Spa jobs are often the first job a therapist will have, and if the spa pays well and the spa continues to grow, the therapist may choose to spend their entire career in the spa business. However, many therapists choose to open a spa of their own.
Private practice is often the business of choice for most practitioners, however, many who have a private practice also work in a spa or salon on a part-time basis, at least for a few years.
Salaries for Experienced Massage Therapists
On average, experienced massage therapist's salaries or wages are approximately $24-$39 dollars per hour, out of the $65-$75 per hour charge at the salon or spa.
Private practice owners can usually make a higher salary, but it often takes several years to build your clientele to a point that you can afford to be on your own.
In addition, gratuities averaged $9-$10 per hour at the salon or spa, compared to only $6-$8 gratuity at a private practice.
The rate of pay for massage therapist jobs and services in general may not be steadily increasing, as it was 4-5 years ago, but specialized, advanced, massage services are still in very high demand and can often produce high paying careers in massage.
Practitioners will often work an average of 10-20 hours per week, with an additional 1-2 hours of "building the business" related activities.
Find Your "Niche"
There are many websites and books that teach practitioners how to make a great massage therapist salary, however, I recommend extensive studies in a specialized "niche" or modality of massage therapy.

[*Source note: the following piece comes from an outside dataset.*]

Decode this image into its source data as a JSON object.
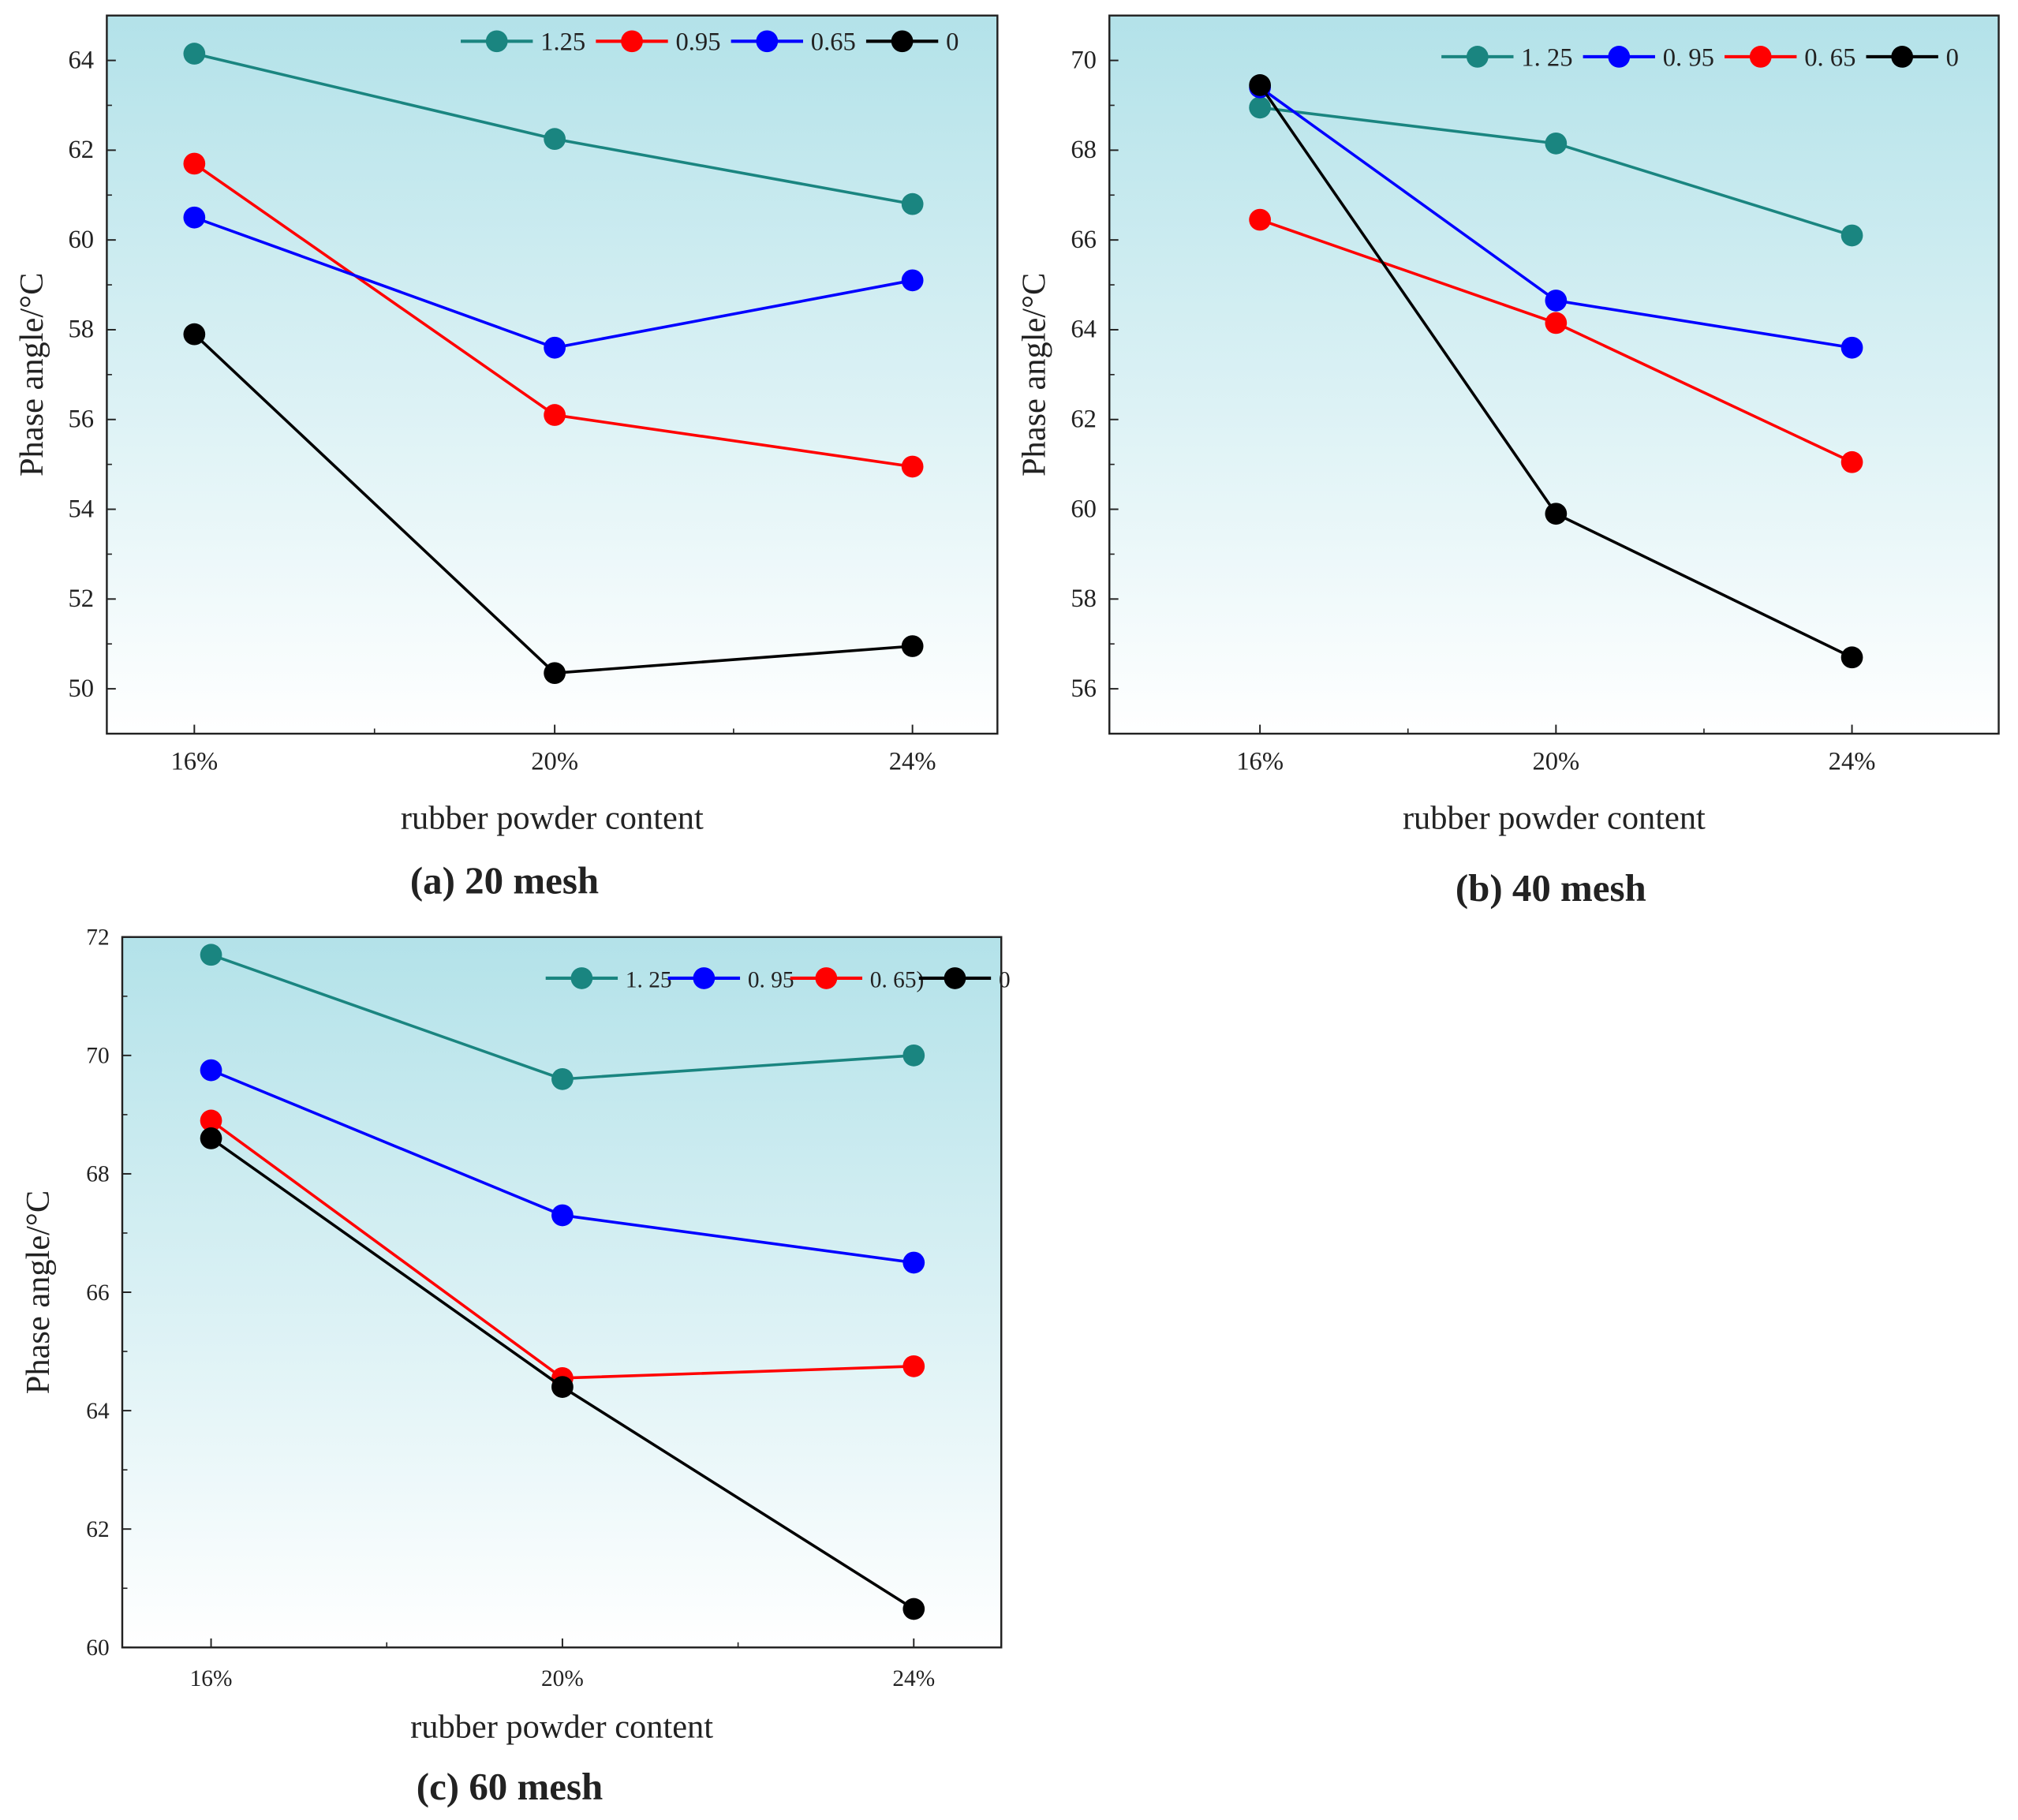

If you are happy and confident about the work you do, and have more knowledge on your "niche" than any of the other therapists around you, you will make much more money in the long run.
Other Benefits of Being a Massage Therapist
Offering a healing touch could mean offering relaxation, therapeutic stress relief or much needed deep tissue work. But, it might also mean an offering of a quiet, calm place to just be or a non-judgmental listening ear.
Massage therapy careers allow practitioners the opportunity to help someone heal, both physically and mentally, without giving advice or saying much at all.
What used to be considered only a luxury, is now being practiced in many medical settings around the world. From cancer centers to rehab centers to hospice centers, you can now find massage therapist in variety of clinical settings.
This book, Massage Career Guide for Hands-On Success by Steve Capellini, provides great info for those considering massage therapy careers. It includes tips on how to become a massage therapist, what the profession is all about, as well as great ideas for building high paying careers.
It also teaches massage therapy benefits for pain syndromes and medical conditions like chronic back pain, Fibromyalgia, carpal tunnel syndrome, sciatica, or tmj is very important for massage therapists.
For whatever reasons you are considering a massage therapy career, may you find the peace that comes with knowing you provide more than just a time of relaxation; you provide a genuine, healing touch.